The open Pacific Coast is characterized by steep rocky bluffs and headlands, with occasional small pocket beaches and sandspits, in southern Washington and coastal sand dunes in central Oregon. The area is lightly developed (with some portions becoming increasingly developed) and significant portions of its land are in the hands of the public (e.g., parks) and within the boundaries of Indian reservations.

Extensive development on coastal bluffs and near beaches, mainly in Puget Sound but increasingly also along the Pacific coast, has placed considerable valuable property at risk from erosion and landslides. The low coastlines near major river-mouths are sensitive to flooding, to ocean erosion from storm waves, and to variation in the amount and type of sediment carried by the rivers, which has increased on some rivers as a result of adjacent clear-cutting, and decreased on others (including the Columbia) as a result of damming. Other stresses in coastal regions presently include loss of wetlands to development or erosion and invasion by exotic (non-native) species, particularly in the coastal estuaries.
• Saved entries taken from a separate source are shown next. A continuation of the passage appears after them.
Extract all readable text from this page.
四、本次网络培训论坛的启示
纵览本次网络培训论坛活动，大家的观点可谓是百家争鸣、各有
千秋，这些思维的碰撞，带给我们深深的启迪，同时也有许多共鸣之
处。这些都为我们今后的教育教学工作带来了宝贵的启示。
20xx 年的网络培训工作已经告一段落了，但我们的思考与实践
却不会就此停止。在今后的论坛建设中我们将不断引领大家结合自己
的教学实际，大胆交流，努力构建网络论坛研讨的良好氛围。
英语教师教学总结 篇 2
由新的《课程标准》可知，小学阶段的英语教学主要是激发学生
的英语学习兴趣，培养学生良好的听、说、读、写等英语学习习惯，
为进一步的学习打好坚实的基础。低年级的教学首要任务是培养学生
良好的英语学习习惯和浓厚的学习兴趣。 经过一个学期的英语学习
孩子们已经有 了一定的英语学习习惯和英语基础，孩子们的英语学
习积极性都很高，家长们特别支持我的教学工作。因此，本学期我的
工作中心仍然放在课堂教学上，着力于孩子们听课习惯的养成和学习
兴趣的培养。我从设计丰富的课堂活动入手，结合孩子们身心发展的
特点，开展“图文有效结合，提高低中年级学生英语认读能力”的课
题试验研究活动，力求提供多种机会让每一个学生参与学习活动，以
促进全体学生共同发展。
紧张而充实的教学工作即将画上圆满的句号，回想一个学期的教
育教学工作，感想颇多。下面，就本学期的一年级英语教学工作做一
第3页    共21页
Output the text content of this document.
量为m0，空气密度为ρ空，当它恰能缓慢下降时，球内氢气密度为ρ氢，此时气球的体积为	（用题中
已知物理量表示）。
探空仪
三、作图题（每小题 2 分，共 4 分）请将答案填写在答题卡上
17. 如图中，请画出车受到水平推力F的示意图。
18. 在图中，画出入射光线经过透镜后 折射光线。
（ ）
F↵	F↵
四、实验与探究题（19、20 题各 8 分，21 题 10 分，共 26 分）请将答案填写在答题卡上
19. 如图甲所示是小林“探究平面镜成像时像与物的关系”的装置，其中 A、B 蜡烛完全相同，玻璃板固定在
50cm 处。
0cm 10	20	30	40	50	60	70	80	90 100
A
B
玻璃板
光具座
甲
The long-term effects of climate change on the coastal zones of the Pacific Northwest are likely to be similar and even more serious than those climate impacts already felt in the region. Some of the environmental, social and economic impacts are discussed below. Strategies that could be used to address potential affects conclude this discussion.

Environmental Impacts

Only limited amounts of long-term data are available on coastal effects of climate variability, but a few effects are evident. Severe storm surges (larger than normal waves and swells) and erosion events on the open coast occur on average every five years. These appear to be associated with El Niño events, which increase erosion, both by raising sea level for several months and by changing the direction of winds and waves from westerly to southwesterly. The 1997-1998 El Niño, for example, brought rapid erosion to a 1,000-foot built up segment of the sandspit on which Ocean Shores, Washington is situated. This erosion reversed several centuries of slow growth and required emergency construction of an armored beach fill.

One Oregon study found that construction of shore protection measures follows an ENSO cycle, increasing sharply in the years immediately following a strong El Niño. As well as causing extreme erosion events, the elevated sea level during El Niño events also increases inundation risk in the low-lying areas of southern Puget Sound such as the city of Olympia. In contrast, La Niña events bring reduced erosion on the open coastline, but the heavier than normal winter rainfalls increase soil saturation and landsliding risk on coastal bluffs. For example, the four years with highest landslide incidence in the Seattle area were all La Niña winters (1933-4, 1985-6, 1996-7, 1998-9).

There is also some suggestion of PDO effects in the coastal region, although this is still speculative. For example, the warm decade of the 1980s that followed the shift to warm-phase PDO in the late 1970s, was marked by two striking shifts in the ecosystem of Willapa Bay in southern Washington. The exotic cordgrass (Spartina), which was introduced to the bay nearly 100 years earlier, began a rapid expansion that threatened local species for the first time. After several productive decades, the condition of commercially important oysters in Willapa Bay also began a substantial decline in the late 1970s, though other factors such as pollution in the Bay could also be responsible for their decline.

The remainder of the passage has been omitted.